Moneybox

Costco and the Business Case For Middle Class Living Standards

The Treasury Department has a braggy little list out of CEOs supporting the president’s general approach to fiscal policy, which other issues aside is I think the right context in which to read Vice President Biden’s stop by the new DC Costco yesterday.

The longer list of CEO supporters and quasi-supporters of the president’s fiscal policy stance is basically about accounting and the case for deficit reduction qua deficit reduction. Jim Sinegal from Costco really went further in most respects to emphasize the idea that higher middle class incomes are more important to his business than the tax rate paid by his executives. Its a viewpoint you don’t hear that much of in the corporate world but that really does make a lot of sense.

In totally abstract charts-on-a-piece-of-paper sense it doesn’t really matter to “the economy” how income is distributed. But just as the distribution of income matters a great deal to specific individuals, it matters a great deal to specific firms. Growth for the 1 percent is great for the manufacturers of luxury cars. Growth for the 0.01 percent is great for the manufacturers of yachts. Growth at the median is great for chain restaurants. But in general most big companies are basically focused on serving a mass market middle class clientel. Really rich people don’t generally own seventeen cars or have giant stacks of toaster ovens in their garage. They hire servants and they purchase a lot of financial services. But your workaday “real economy” manufacuturers and retailers would almost certainly be better off if a larger share of national income were being shared more broadly.

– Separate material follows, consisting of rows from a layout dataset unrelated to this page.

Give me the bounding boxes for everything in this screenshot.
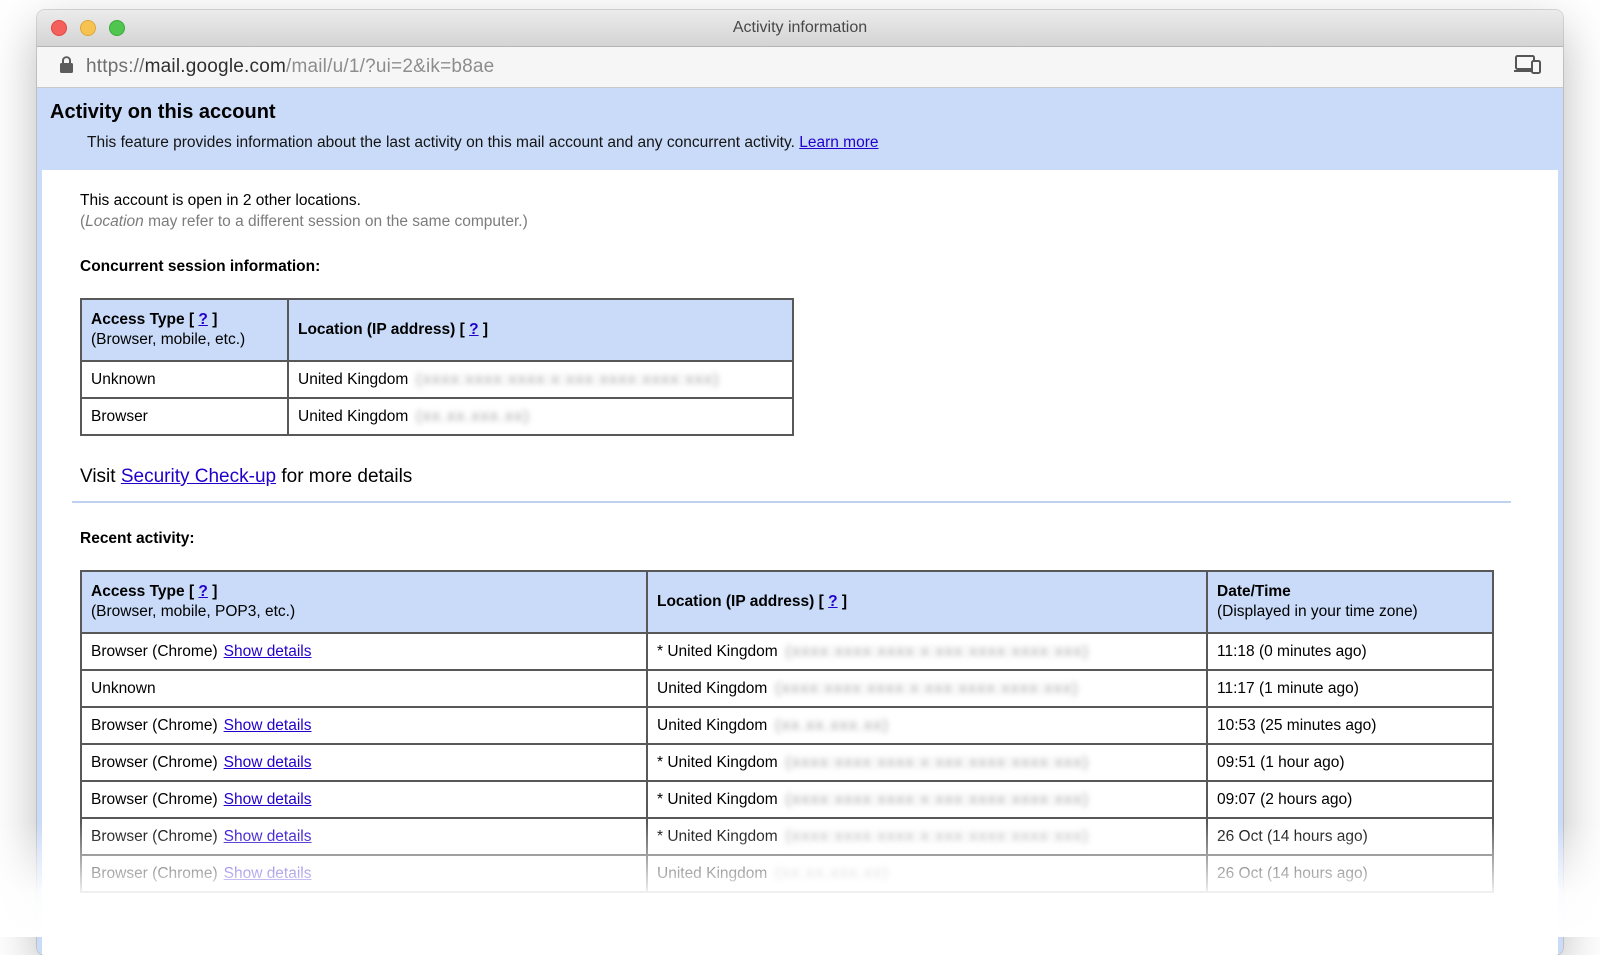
- col-header-access-type: Access Type [ ? ] (Browser, mobile, POP3…: [81, 571, 647, 633]
- url-bar[interactable]: https://mail.google.com/mail/u/1/?ui=2&i…: [37, 47, 1563, 88]
- redacted-ip: (xx.xx.xxx.xx): [775, 865, 889, 882]
- location-cell: United Kingdom(xx.xx.xxx.xx): [288, 398, 793, 435]
- show-details-link[interactable]: Show details: [224, 828, 312, 845]
- url-path: /mail/u/1/?ui=2&ik=b8ae: [286, 56, 494, 77]
- table-row: Browser (Chrome)Show details * United Ki…: [81, 818, 1493, 855]
- datetime-cell: 26 Oct (14 hours ago): [1207, 818, 1493, 855]
- close-window-button[interactable]: [51, 20, 67, 36]
- window-title: Activity information: [733, 19, 867, 37]
- access-type-cell: Browser (Chrome)Show details: [81, 744, 647, 781]
- datetime-cell: 11:17 (1 minute ago): [1207, 670, 1493, 707]
- redacted-ip: (xxxx:xxxx:xxxx:x:xxx:xxxx:xxxx:xxx): [786, 791, 1090, 808]
- fullscreen-window-button[interactable]: [109, 20, 125, 36]
- help-icon[interactable]: ?: [198, 583, 207, 600]
- page-description: This feature provides information about …: [87, 134, 1538, 152]
- url-scheme: https://: [86, 56, 145, 77]
- table-row: Browser (Chrome)Show details * United Ki…: [81, 744, 1493, 781]
- activity-page: Activity on this account This feature pr…: [37, 88, 1563, 955]
- redacted-ip: (xx.xx.xxx.xx): [775, 717, 889, 734]
- location-cell: * United Kingdom(xxxx:xxxx:xxxx:x:xxx:xx…: [647, 818, 1207, 855]
- access-type-cell: Browser (Chrome)Show details: [81, 855, 647, 892]
- show-details-link[interactable]: Show details: [224, 865, 312, 882]
- redacted-ip: (xxxx:xxxx:xxxx:x:xxx:xxxx:xxxx:xxx): [786, 754, 1090, 771]
- table-row: Browser (Chrome)Show details United King…: [81, 707, 1493, 744]
- datetime-cell: 09:07 (2 hours ago): [1207, 781, 1493, 818]
- description-text: This feature provides information about …: [87, 134, 795, 151]
- browser-popup-window: Activity information https://mail.google…: [37, 10, 1563, 955]
- window-titlebar: Activity information: [37, 10, 1563, 47]
- table-row: Unknown United Kingdom(xxxx:xxxx:xxxx:x:…: [81, 670, 1493, 707]
- access-type-cell: Unknown: [81, 670, 647, 707]
- help-icon[interactable]: ?: [469, 321, 478, 338]
- security-checkup-link[interactable]: Security Check-up: [121, 466, 276, 487]
- security-checkup-line: Visit Security Check-up for more details: [80, 466, 1527, 488]
- access-type-cell: Browser (Chrome)Show details: [81, 781, 647, 818]
- location-cell: United Kingdom(xx.xx.xxx.xx): [647, 855, 1207, 892]
- concurrent-asterisk: *: [657, 791, 667, 808]
- access-type-cell: Unknown: [81, 361, 288, 398]
- table-header-row: Access Type [ ? ] (Browser, mobile, etc.…: [81, 299, 793, 361]
- table-row: Browser United Kingdom(xx.xx.xxx.xx): [81, 398, 793, 435]
- page-header-banner: Activity on this account This feature pr…: [42, 88, 1558, 170]
- window-controls: [51, 20, 125, 36]
- table-row: Browser (Chrome)Show details United King…: [81, 855, 1493, 892]
- location-note: (Location may refer to a different sessi…: [80, 213, 1527, 231]
- table-row: Browser (Chrome)Show details * United Ki…: [81, 633, 1493, 670]
- col-header-datetime: Date/Time (Displayed in your time zone): [1207, 571, 1493, 633]
- access-type-cell: Browser (Chrome)Show details: [81, 707, 647, 744]
- page-content: This account is open in 2 other location…: [42, 170, 1558, 893]
- help-icon[interactable]: ?: [828, 593, 837, 610]
- redacted-ip: (xx.xx.xxx.xx): [416, 408, 530, 425]
- access-type-cell: Browser (Chrome)Show details: [81, 818, 647, 855]
- location-cell: * United Kingdom(xxxx:xxxx:xxxx:x:xxx:xx…: [647, 744, 1207, 781]
- col-header-location: Location (IP address) [ ? ]: [288, 299, 793, 361]
- help-icon[interactable]: ?: [198, 311, 207, 328]
- account-open-summary: This account is open in 2 other location…: [80, 192, 1527, 210]
- section-divider: [72, 501, 1511, 503]
- datetime-cell: 11:18 (0 minutes ago): [1207, 633, 1493, 670]
- url-text: https://mail.google.com/mail/u/1/?ui=2&i…: [86, 56, 494, 78]
- redacted-ip: (xxxx:xxxx:xxxx:x:xxx:xxxx:xxxx:xxx): [786, 643, 1090, 660]
- table-header-row: Access Type [ ? ] (Browser, mobile, POP3…: [81, 571, 1493, 633]
- show-details-link[interactable]: Show details: [224, 791, 312, 808]
- datetime-cell: 26 Oct (14 hours ago): [1207, 855, 1493, 892]
- url-host: mail.google.com: [145, 56, 286, 77]
- concurrent-sessions-heading: Concurrent session information:: [80, 258, 1527, 276]
- location-cell: United Kingdom(xxxx:xxxx:xxxx:x:xxx:xxxx…: [647, 670, 1207, 707]
- minimize-window-button[interactable]: [80, 20, 96, 36]
- recent-activity-heading: Recent activity:: [80, 530, 1527, 548]
- col-header-location: Location (IP address) [ ? ]: [647, 571, 1207, 633]
- table-row: Browser (Chrome)Show details * United Ki…: [81, 781, 1493, 818]
- datetime-cell: 09:51 (1 hour ago): [1207, 744, 1493, 781]
- page-title: Activity on this account: [50, 101, 1538, 124]
- table-row: Unknown United Kingdom(xxxx:xxxx:xxxx:x:…: [81, 361, 793, 398]
- recent-activity-table: Access Type [ ? ] (Browser, mobile, POP3…: [80, 570, 1494, 893]
- location-cell: * United Kingdom(xxxx:xxxx:xxxx:x:xxx:xx…: [647, 781, 1207, 818]
- show-details-link[interactable]: Show details: [224, 754, 312, 771]
- location-cell: United Kingdom(xx.xx.xxx.xx): [647, 707, 1207, 744]
- learn-more-link[interactable]: Learn more: [799, 134, 878, 151]
- location-cell: * United Kingdom(xxxx:xxxx:xxxx:x:xxx:xx…: [647, 633, 1207, 670]
- lock-icon: [59, 55, 74, 79]
- col-header-access-type: Access Type [ ? ] (Browser, mobile, etc.…: [81, 299, 288, 361]
- redacted-ip: (xxxx:xxxx:xxxx:x:xxx:xxxx:xxxx:xxx): [416, 371, 720, 388]
- access-type-cell: Browser (Chrome)Show details: [81, 633, 647, 670]
- laptop-and-phone-icon[interactable]: [1513, 54, 1543, 81]
- datetime-cell: 10:53 (25 minutes ago): [1207, 707, 1493, 744]
- concurrent-asterisk: *: [657, 754, 667, 771]
- concurrent-sessions-table: Access Type [ ? ] (Browser, mobile, etc.…: [80, 298, 794, 436]
- show-details-link[interactable]: Show details: [224, 643, 312, 660]
- location-cell: United Kingdom(xxxx:xxxx:xxxx:x:xxx:xxxx…: [288, 361, 793, 398]
- concurrent-asterisk: *: [657, 828, 667, 845]
- show-details-link[interactable]: Show details: [224, 717, 312, 734]
- redacted-ip: (xxxx:xxxx:xxxx:x:xxx:xxxx:xxxx:xxx): [786, 828, 1090, 845]
- concurrent-asterisk: *: [657, 643, 667, 660]
- access-type-cell: Browser: [81, 398, 288, 435]
- redacted-ip: (xxxx:xxxx:xxxx:x:xxx:xxxx:xxxx:xxx): [775, 680, 1079, 697]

And yet you don’t see this perspective much. The Chamber of Commerce set tends to basically focus on class solidarity and say that a rich executive is a rich executive who should stand with rich people of all stripes in resisting higher taxes on the rich. It’s nice to see that the fiscal cliff situation is causing some rethink of that viewpoint, but it’d be even better to see a more thorough rethinking of where the real business interests lie.